5.2.3 For Distributed Microservices Architectures
When building microservices that integrate via events, Debezium + Kafka combined with the Transactional Outbox pattern is the gold standard. Benefits include:
- Reliable, decoupled event propagation.
- Ability to replay streams for new consumers or recovery.
- Multiple independent consumers (analytics, CQRS, notifications).
- Strong ordering guarantees per partition key.
Trade-off: The ops burden is real. Running Kafka clusters, connectors, and schema registries is non-trivial. Many enterprises offset this by using managed Kafka services like Confluent Cloud or Azure Event Hubs for Kafka.
5.2.4 For Azure-Native, Serverless Applications
If you’re building a greenfield application in Azure and want minimal ops, Cosmos DB Change Feed is the clear winner. It:
- Exposes inserts/updates as an ordered stream.
- Handles scaling, leases, and continuation automatically.
- Integrates seamlessly with Azure Functions for reactive pipelines.
Note: Lack of native delete tracking means you must plan for soft deletes or tombstones.
5.2.5 General Guidance
- Start small and simple: use Temporal Tables if all you need is history.
- For ETL or warehouse sync, prefer SQL Server CDC.
- For real-time microservices, adopt Debezium + Kafka with outbox.
- For Azure serverless workloads, lean into Cosmos DB Change Feed.

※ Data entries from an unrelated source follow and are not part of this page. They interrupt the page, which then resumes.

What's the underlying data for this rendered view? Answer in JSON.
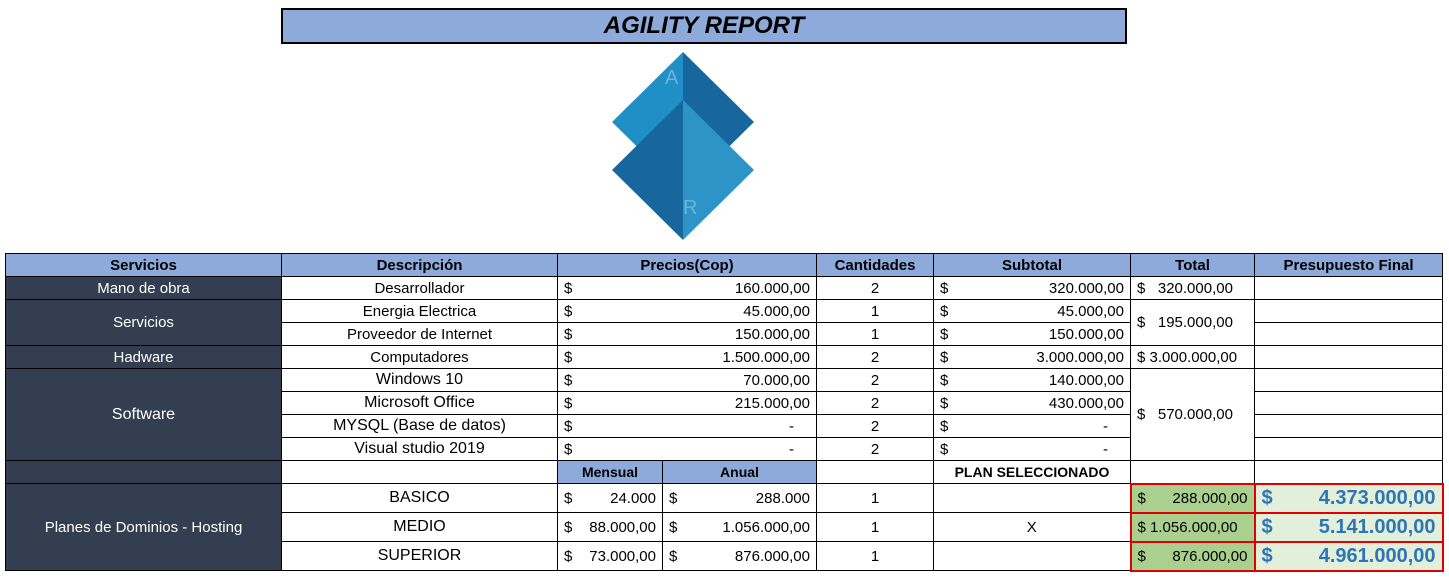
{
  "title": "AGILITY REPORT",
  "logo": {
    "letters": [
      "A",
      "R"
    ],
    "colors": [
      "#1f8fc6",
      "#17669d",
      "#2c94c7"
    ]
  },
  "headers": [
    "Servicios",
    "Descripción",
    "Precios(Cop)",
    "Cantidades",
    "Subtotal",
    "Total",
    "Presupuesto Final"
  ],
  "rows": [
    {
      "desc": "Desarrollador",
      "price": "160.000,00",
      "qty": "2",
      "sub": "320.000,00"
    },
    {
      "desc": "Energia Electrica",
      "price": "45.000,00",
      "qty": "1",
      "sub": "45.000,00"
    },
    {
      "desc": "Proveedor de Internet",
      "price": "150.000,00",
      "qty": "1",
      "sub": "150.000,00"
    },
    {
      "desc": "Computadores",
      "price": "1.500.000,00",
      "qty": "2",
      "sub": "3.000.000,00"
    },
    {
      "desc": "Windows 10",
      "price": "70.000,00",
      "qty": "2",
      "sub": "140.000,00"
    },
    {
      "desc": "Microsoft Office",
      "price": "215.000,00",
      "qty": "2",
      "sub": "430.000,00"
    },
    {
      "desc": "MYSQL (Base de datos)",
      "price": "-",
      "qty": "2",
      "sub": "-"
    },
    {
      "desc": "Visual studio 2019",
      "price": "-",
      "qty": "2",
      "sub": "-"
    }
  ],
  "categories": {
    "mano": "Mano de obra",
    "servicios": "Servicios",
    "hadware": "Hadware",
    "software": "Software",
    "planes": "Planes de Dominios - Hosting"
  },
  "totals": {
    "mano": "320.000,00",
    "servicios": "195.000,00",
    "hadware": "3.000.000,00",
    "software": "570.000,00"
  },
  "currency": "$",
  "plan_headers": {
    "mensual": "Mensual",
    "anual": "Anual",
    "seleccionado": "PLAN SELECCIONADO"
  },
  "plans": [
    {
      "name": "BASICO",
      "mensual": "24.000",
      "anual": "288.000",
      "qty": "1",
      "sel": "",
      "total": "288.000,00",
      "final": "4.373.000,00"
    },
    {
      "name": "MEDIO",
      "mensual": "88.000,00",
      "anual": "1.056.000,00",
      "qty": "1",
      "sel": "X",
      "total": "1.056.000,00",
      "final": "5.141.000,00"
    },
    {
      "name": "SUPERIOR",
      "mensual": "73.000,00",
      "anual": "876.000,00",
      "qty": "1",
      "sel": "",
      "total": "876.000,00",
      "final": "4.961.000,00"
    }
  ]
}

Pro Tip: Resist the temptation to over-engineer. A local ERP system does not need Kafka. Conversely, a multinational e-commerce platform should not rely solely on polling CDC tables.
6 Conclusion: The Future is Event-Driven
Capturing change data isn’t just about compliance checkboxes or analytics refreshes. It’s about building trustworthy systems that can evolve, scale, and integrate without breaking.
We began by exposing the cracks in traditional architectures: dual writes, trigger-based auditing, and heavy analytical queries on OLTP systems. We then explored SQL Server’s in-database toolset, from lightweight Change Tracking to Temporal Tables and CDC. Next, we shifted to the streaming revolution with Debezium and Kafka, and Cosmos DB’s Change Feed for cloud-native scenarios. Finally, we translated these into production-ready .NET playbooks: immutable audit logs, resilient integration pipelines, robust error handling, and CQRS read models.
The key takeaway is simple: Move beyond fragile shortcuts. Adopt patterns that make change data durable, ordered, and replayable. Use them as a foundation for auditing, CQRS, analytics, and more.
As .NET architects, embracing change data streams unlocks more than compliance—it enables innovation. From real-time machine learning feature engineering to operational dashboards and predictive analytics, these streams become the nervous system of modern digital enterprises.
The future is event-driven. The sooner you make change data a first-class citizen in your architecture, the sooner your systems can deliver on the promise of resilience and trust.